During the growth stage, your costs shift from development and testing to marketing and advertising. Here, your goal is to build awareness and interest. Eventually, sales volume increases, and your profits rise. You may also see more competition, which might require changes to your pricing structure.
3) Product Maturity
Product maturity is a comfortable time for your company. Your product is well-known, and sales are strong. Your manufacturing systems are efficient and your costs are low, so your profits are at their highest. Chances are, there are plenty of competitors in the market, which means that your primary marketing and sales goal is to distinguish your product and brand from the other available options. This low-cost, high-revenue period is a great time to start the process of building a new product.
At the end of the product maturity stage, steep competition starts to force your prices down. Your costs stay the same, though, which means that your profits start to drop.

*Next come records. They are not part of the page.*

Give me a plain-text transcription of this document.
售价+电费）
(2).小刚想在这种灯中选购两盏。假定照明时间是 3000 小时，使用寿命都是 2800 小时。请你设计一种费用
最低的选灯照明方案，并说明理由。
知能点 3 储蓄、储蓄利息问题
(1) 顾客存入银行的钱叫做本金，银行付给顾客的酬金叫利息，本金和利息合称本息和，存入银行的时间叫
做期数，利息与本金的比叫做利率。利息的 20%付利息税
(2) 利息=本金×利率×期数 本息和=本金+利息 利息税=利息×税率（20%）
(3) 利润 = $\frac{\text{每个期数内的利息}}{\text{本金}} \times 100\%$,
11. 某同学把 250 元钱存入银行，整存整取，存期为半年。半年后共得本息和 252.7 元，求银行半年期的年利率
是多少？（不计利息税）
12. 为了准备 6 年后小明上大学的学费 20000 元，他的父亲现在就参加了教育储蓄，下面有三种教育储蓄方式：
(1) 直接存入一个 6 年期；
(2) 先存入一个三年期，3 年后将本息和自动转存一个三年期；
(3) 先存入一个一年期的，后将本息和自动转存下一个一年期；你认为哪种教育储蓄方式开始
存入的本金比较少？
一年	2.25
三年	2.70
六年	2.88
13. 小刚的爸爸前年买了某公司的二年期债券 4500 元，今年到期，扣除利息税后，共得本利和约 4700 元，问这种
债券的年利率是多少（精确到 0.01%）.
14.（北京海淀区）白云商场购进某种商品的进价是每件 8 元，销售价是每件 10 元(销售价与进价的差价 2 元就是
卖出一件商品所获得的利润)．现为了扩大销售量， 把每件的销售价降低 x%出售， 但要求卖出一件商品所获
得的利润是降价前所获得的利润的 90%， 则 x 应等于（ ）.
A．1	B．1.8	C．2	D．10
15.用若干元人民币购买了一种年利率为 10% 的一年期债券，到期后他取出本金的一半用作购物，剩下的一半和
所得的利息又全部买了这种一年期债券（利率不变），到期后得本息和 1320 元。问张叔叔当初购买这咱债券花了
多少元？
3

At some point, every product reaches the end of its life. There are many reasons why, increasing costs and more competition might reduce profits dramatically. Or another product might enter the market and make your item obsolete. Think of the pager, which quickly became unnecessary when cellphones were mass-produced. As a business, you can cut your losses by recognizing when a product isn’t viable. Look out for signs like:
- Forced price reductions
- Dropping sales volume
- Low profitability
- Shrinking market
The product life cycle varies for every item. New technology can knock a product like phones or tablets out of the market in a matter of months. Using this system to gauge the market status of your products can help you determine when to start innovating. Keeping each cycle in mind when creating profit reports can give you an idea of where a product it headed. Knowing your company’s product cycles can help you plan for the future and use your resources efficiently in the short term.